Oh, tidak, itu KIM JONGIN! Laki-laki yang mengalahkan artis idola Hani, dan menggantikan posisi itu dengan dirinya. Mungkin, Kim Jongin juga telah mengisi hati banyak perempuan di sekolah ini. “Hani, ayo, kita kembali ke kelas.” Yoona kembali mengamit lengan sahabatnya dan bergegas melangkah, berusaha bersikap seolah eksistensi Jongin di matanya telah lama menghilang.

“Oh, tunggu, tunggu.” Ia mengumpat dalam hati ketika terpaksa berhenti karena Hani dengan segera berbalik dan menyodorkan ponselnya di hadapan Jongin. “Boleh minta nomor ponselmu?” Tanyanya lantang, bagi sebagian besar para siswi, berjuang meminta nomor ponsel Kim Jongin adalah aktifitas sehari-hari, dan diberi penolakan halus olehnya adalah makanan pokok mereka.

Jongin tersenyum kecil sambil menerima ponsel Hani dan mengetikan nomornya, jarang-jarang ia mau memberitahukan nomor ponselnya pada orang lain. Tapi kali ini ia dengan mudah memberikannya, dan Hani merasa ia adalah gadis paling beruntung di dunia hari ini. Mungkin saja kepala laki-laki itu agak terbentur hari ini sehingga dengan mudahnya menerima permintaan Hani, “Oh, terima kasih banyak. Aku janji tidak akan sering-sering mengganggumu.”

Hani membiarkan tangannya dicubit sekali oleh Yoona, dan matanya masih enggan berpaling dari sosok Jongin. Sambil mengambil ponselnya yang disodorkan, laki-laki itu pun bersuara, “Temanmu tidak menginginkan nomorku?” Tanya Jongin, iris cokelatnya melirik Im Yoona yang menggeram di balik punggung Hani. “Biarkan saja dia, ayo, kita pergi.” Tanpa menjawab pertanyaan Jongin, Yoona langsung menarik sahabatnya itu menjauh.

Yoona tidak suka dengan orang bernama Kim Jongin itu, tidak sama sekali.

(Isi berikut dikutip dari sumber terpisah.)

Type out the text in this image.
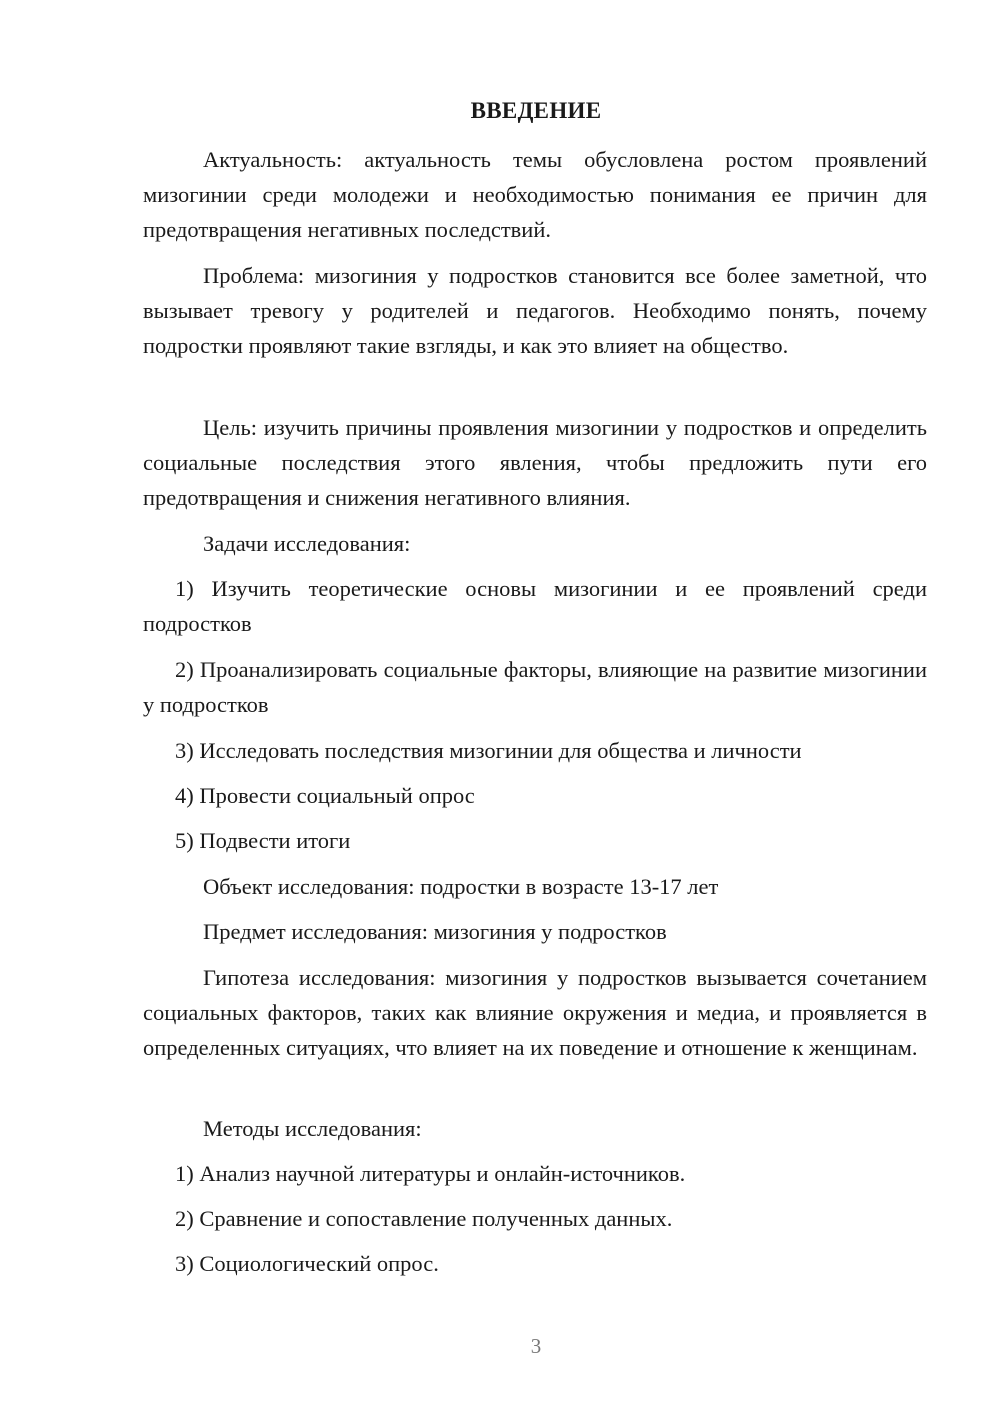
ВВЕДЕНИЕ

Актуальность: актуальность темы обусловлена ростом проявлений мизогинии среди молодежи и необходимостью понимания ее причин для предотвращения негативных последствий.

Проблема: мизогиния у подростков становится все более заметной, что вызывает тревогу у родителей и педагогов. Необходимо понять, почему подростки проявляют такие взгляды, и как это влияет на общество.

Цель: изучить причины проявления мизогинии у подростков и определить социальные последствия этого явления, чтобы предложить пути его предотвращения и снижения негативного влияния.

Задачи исследования:

1) Изучить теоретические основы мизогинии и ее проявлений среди подростков

2) Проанализировать социальные факторы, влияющие на развитие мизогинии у подростков

3) Исследовать последствия мизогинии для общества и личности

4) Провести социальный опрос

5) Подвести итоги

Объект исследования: подростки в возрасте 13-17 лет

Предмет исследования: мизогиния у подростков

Гипотеза исследования: мизогиния у подростков вызывается сочетанием социальных факторов, таких как влияние окружения и медиа, и проявляется в определенных ситуациях, что влияет на их поведение и отношение к женщинам.

Методы исследования:

1) Анализ научной литературы и онлайн-источников.

2) Сравнение и сопоставление полученных данных.

3) Социологический опрос.

3
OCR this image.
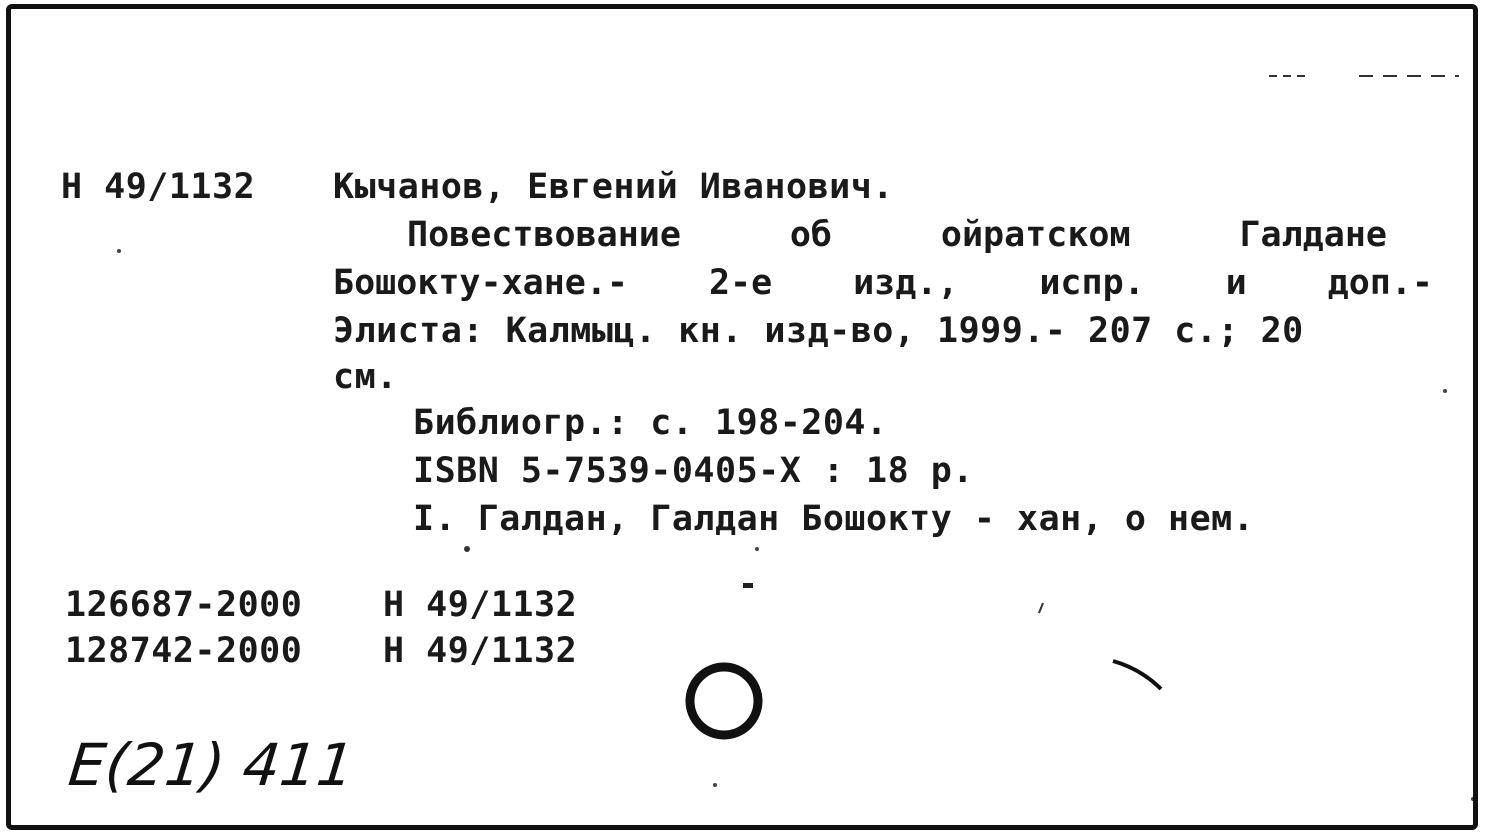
Н 49/1132 Кычанов, Евгений Иванович.
Повествование	об	ойратском	Галдане
Бошокту-хане.- 2-е изд., испр. и доп.-
Элиста: Калмыц. кн. изд-во, 1999.- 207 с.; 20
см.
Библиогр.: с. 198-204.
ISBN 5-7539-0405-X : 18 р.
I. Галдан, Галдан Бошокту - хан, о нем.
126687-2000 Н 49/1132
128742-2000 Н 49/1132
Е(21) 411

“Yoona!” Untuk yang kesekian kalinya, gadis itu mengumpat dalam hati. Ia dan Hani terpaksa membalikan badan dan mendapati Byun Baekhyun sedang tersenyum jahil ke arahnya sambil lengannya merangkul pundak Jongin. Tentu saja, Baekhyun dan Jongin, dua orang yang saling berteman yang sama-sama Yoona benci.

“Yoong, apa kau masih menginginkan nilaiku?” Yoona menatap sinis laki-laki menjengkelkan itu, Baekhyun selalu saja menggodanya sejak kejadian semester yang lalu. Ketika nilai akhir praktek biologinya hanya berbeda 3 point dengan Baekhyun, dan Yoona jadi gagal mendapatkan traktir makan sepuasnya di restoran favoritnya seperti yang dijanjikan teman-temannya.

Waktu itu ia kesal sekali, jadi ia marah-marah pada Baekhyun di tengah kelas yang sedang bebas karena guru biologi mereka pergi ke toilet. Tapi yang dimarahi justru hanya tertawa dan mulai meledeknya. Yoona juga mulai menyadari bahwa nilai-nilainya yang lain memang saling menyusul dengan Baekhyun, dan laki-laki itu terus saja mengganggunya seperti tidak ada kerjaan yang lebih penting saja.

“Kalian berdua seperti nyamuk menyebalkan bagiku, jadi tolong jangan dekat-dekat denganku lagi dan teman-temanku.” Ujar Yoona dengan nada rendah, berusaha mengontrol dirinya agar tidak membuat keributan dengan teriakannya di sepanjang koridor kelas yang agak ramai. Sambil dengan kesal ia berbalik dan meninggalkan kedua orang itu dengan cepat. Samar-samar Yoona mendengar Hani memprotesnya karena ia–tentu saja–ingin dekat-dekat dengan Jongin.

*

Terdengar suara tawa dari sekumpulan gadis yang duduk melingkar di pojok ruang auditorium yang berkarpet. Yoona sukses memanyunkan bibirnya karena ia baru saja kalah setelah memainkan permainan domino yang dibawa oleh Hani. Dan yang lebih pahitnya lagi adalah ia akan kena hukuman. Oh, rasanya hari ini adalah hari tersial untuknya, sudah ketemu si Jongin, diledek Baekhyun, sekarang ia kalah dalam permainan saat jam pelajaran sehabis istirahat mereka ternyata kosong.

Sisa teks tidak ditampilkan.